Vers 17h20, nous nous retrouvons à Flamarens. La crèche est érigée, comme les
années précédentes, non loin du château. Ici, nous découvrons une scène de vie celte. Les bénévoles du bourg, comme partout ailleurs, ont fourni un travail considérable. Cependant les yeux sont
attirés par le château un peu plus restauré chaque année. Malgré son état, et si l'on en croit les écrits ci-après, ce château a pris de la valeur, d'où l'intérêt, peut-être, d'investir dans la
pierre...
Nous sommes en avance sur l'horaire envisagé. La température met un frein à de
longues palabres devant les crèches. Bien que l'efficacité du chauffage des 2cv ait toujours été mis en cause, chacun prend plaisir à retrouver sa petite voiture!
Peu avant 19h nous arrivons à Castet-Arrouy, "siège "de la civilisation
babylonienne.

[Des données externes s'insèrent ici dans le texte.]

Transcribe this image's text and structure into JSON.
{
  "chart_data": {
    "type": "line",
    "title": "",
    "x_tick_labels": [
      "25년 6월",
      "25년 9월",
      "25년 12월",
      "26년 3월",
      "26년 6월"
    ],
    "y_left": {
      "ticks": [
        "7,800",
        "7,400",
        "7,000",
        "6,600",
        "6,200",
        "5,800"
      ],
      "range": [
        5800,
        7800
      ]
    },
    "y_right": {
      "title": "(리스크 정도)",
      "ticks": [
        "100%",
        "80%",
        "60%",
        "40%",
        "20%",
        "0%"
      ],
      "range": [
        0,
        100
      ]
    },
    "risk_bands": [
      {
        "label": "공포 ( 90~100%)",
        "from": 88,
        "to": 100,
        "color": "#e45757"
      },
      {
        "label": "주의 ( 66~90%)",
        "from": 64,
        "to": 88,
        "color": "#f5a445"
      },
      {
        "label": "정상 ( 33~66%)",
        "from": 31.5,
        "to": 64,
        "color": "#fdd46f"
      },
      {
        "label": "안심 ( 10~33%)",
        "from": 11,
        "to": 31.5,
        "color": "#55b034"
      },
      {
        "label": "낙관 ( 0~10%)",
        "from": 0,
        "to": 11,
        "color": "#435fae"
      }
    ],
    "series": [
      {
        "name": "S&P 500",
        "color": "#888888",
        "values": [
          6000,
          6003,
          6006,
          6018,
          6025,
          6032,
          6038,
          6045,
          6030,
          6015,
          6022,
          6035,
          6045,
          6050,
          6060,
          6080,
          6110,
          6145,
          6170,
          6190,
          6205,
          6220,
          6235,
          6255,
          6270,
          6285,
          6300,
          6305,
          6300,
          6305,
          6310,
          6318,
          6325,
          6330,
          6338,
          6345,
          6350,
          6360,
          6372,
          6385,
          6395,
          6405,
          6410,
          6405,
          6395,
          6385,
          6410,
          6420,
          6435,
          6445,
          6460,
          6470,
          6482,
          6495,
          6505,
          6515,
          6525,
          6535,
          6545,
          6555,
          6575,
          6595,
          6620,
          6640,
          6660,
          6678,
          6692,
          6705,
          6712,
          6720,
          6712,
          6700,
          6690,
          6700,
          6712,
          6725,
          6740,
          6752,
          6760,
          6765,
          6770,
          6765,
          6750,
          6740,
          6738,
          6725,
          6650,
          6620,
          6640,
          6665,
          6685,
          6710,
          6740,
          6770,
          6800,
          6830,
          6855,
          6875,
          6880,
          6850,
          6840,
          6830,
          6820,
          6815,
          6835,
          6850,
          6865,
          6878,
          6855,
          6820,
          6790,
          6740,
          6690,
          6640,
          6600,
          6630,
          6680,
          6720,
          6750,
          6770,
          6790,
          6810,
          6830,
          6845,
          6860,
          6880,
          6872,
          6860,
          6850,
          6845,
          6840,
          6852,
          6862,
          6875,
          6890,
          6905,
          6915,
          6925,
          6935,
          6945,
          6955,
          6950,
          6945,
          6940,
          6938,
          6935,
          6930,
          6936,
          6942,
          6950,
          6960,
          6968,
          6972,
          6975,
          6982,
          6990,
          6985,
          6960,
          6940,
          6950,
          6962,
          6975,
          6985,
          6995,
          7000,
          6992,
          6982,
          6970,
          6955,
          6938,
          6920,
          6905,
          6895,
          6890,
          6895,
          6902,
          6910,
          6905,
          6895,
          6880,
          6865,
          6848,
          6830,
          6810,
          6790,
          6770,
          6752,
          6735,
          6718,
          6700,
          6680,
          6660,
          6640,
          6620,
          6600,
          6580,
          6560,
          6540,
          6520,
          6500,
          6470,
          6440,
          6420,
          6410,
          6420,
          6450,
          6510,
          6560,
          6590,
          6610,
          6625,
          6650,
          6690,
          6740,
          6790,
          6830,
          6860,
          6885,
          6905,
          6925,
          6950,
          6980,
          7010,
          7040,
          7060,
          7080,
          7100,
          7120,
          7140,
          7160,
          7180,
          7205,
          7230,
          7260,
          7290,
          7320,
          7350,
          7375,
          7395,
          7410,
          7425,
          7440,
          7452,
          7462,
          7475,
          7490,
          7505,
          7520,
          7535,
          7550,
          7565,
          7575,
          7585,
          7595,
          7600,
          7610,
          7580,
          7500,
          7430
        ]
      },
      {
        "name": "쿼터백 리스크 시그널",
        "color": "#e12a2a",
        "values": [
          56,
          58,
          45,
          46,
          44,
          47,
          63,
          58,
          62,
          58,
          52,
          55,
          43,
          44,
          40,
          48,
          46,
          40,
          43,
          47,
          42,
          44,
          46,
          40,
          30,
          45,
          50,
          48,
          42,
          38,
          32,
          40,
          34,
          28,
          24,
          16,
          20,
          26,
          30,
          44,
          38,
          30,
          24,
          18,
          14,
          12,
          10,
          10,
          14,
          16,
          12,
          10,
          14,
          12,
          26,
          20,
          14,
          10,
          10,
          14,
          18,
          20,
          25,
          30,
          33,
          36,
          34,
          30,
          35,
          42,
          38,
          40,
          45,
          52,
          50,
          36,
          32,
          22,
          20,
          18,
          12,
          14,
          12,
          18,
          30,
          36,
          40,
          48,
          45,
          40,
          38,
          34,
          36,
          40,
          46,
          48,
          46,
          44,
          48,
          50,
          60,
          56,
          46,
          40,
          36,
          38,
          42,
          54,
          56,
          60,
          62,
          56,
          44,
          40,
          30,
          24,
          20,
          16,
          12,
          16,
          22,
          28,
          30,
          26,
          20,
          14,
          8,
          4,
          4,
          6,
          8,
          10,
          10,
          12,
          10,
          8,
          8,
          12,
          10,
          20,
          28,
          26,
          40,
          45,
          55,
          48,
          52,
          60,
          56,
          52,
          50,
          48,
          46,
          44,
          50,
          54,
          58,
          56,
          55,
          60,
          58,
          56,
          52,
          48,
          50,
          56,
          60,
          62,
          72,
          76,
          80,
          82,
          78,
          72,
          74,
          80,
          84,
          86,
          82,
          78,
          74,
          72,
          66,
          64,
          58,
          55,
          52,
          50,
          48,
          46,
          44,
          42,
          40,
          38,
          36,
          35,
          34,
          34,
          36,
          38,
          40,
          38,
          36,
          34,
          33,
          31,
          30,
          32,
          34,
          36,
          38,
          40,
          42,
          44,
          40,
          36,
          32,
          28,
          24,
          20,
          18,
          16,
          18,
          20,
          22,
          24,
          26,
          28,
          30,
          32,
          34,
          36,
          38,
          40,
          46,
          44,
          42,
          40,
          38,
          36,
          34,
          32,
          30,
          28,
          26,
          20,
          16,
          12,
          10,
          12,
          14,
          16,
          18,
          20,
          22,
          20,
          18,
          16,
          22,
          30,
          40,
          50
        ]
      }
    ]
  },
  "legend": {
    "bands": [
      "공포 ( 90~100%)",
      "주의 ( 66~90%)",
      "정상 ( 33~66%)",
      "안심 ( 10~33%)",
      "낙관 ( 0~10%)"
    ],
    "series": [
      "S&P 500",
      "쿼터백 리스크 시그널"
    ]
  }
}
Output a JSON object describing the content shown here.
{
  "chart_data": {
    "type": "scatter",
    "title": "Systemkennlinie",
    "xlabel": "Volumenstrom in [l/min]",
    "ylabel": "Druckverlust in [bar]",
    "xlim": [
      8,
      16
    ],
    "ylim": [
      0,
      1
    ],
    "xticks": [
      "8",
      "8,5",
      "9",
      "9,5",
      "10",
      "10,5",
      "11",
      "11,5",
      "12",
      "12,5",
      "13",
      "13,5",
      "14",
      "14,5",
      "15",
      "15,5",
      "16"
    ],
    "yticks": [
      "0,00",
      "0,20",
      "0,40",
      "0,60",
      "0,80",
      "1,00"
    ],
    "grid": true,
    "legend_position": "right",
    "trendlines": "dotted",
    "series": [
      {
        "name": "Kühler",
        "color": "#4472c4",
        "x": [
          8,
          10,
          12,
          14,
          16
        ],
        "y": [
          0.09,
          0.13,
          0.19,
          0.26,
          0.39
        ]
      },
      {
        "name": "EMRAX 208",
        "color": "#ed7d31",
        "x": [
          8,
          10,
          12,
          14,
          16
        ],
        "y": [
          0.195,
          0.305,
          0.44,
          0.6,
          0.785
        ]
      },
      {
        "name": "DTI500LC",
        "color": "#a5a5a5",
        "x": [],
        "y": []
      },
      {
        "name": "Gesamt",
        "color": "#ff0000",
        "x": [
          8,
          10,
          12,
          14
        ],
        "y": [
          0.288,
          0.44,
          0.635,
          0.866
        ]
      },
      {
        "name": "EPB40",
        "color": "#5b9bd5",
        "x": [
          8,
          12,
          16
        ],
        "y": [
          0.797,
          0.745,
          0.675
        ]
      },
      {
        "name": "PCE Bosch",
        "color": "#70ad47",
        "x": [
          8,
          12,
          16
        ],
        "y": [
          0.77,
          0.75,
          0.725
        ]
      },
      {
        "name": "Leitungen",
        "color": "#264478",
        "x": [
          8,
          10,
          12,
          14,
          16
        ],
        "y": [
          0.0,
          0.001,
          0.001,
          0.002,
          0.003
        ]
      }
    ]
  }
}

Bien que la scène présentée au pied du clocher achevé en 1546 n'en témoigne pas, il faut savoir cependant que cette civilisation qui s'étale de 5000 avant JC à sa naissance fut la
civilisation durant laquelle quelques savants démontrèrent l'existence des tables de multiplication, des fractions, des tables exponentielles... sujets suffisamment importants pour perturber
quelques subconscients. Malgré la sérénité des lieux, les matheux du 32 Deuche Club ne prennent pas racine à Castet-Arrouy... Il semblerait qu'il y ait beaucoup de matheux dans ce club...
19h10: enfin Plieux!
A l'issue du mot de sympathie du Président, l'apéritif offert par François permet de "dépoussiérer" les gosiers. Un brin de chaleur, un soupçon d'alcool, et les langues se
délient, les sourires reviennent sur les visages enfin réchauffés. Les paniers sont dégoupillés: après l'apéritif le deuchiste peut manger!!! Il apprécie de Jambon de Bayonne, le saucisson de
Cochonou, le pâté de cochonaille, le rouge du vigneron, la galette des rois du pâtissier et même les bananes de Ma..tinique.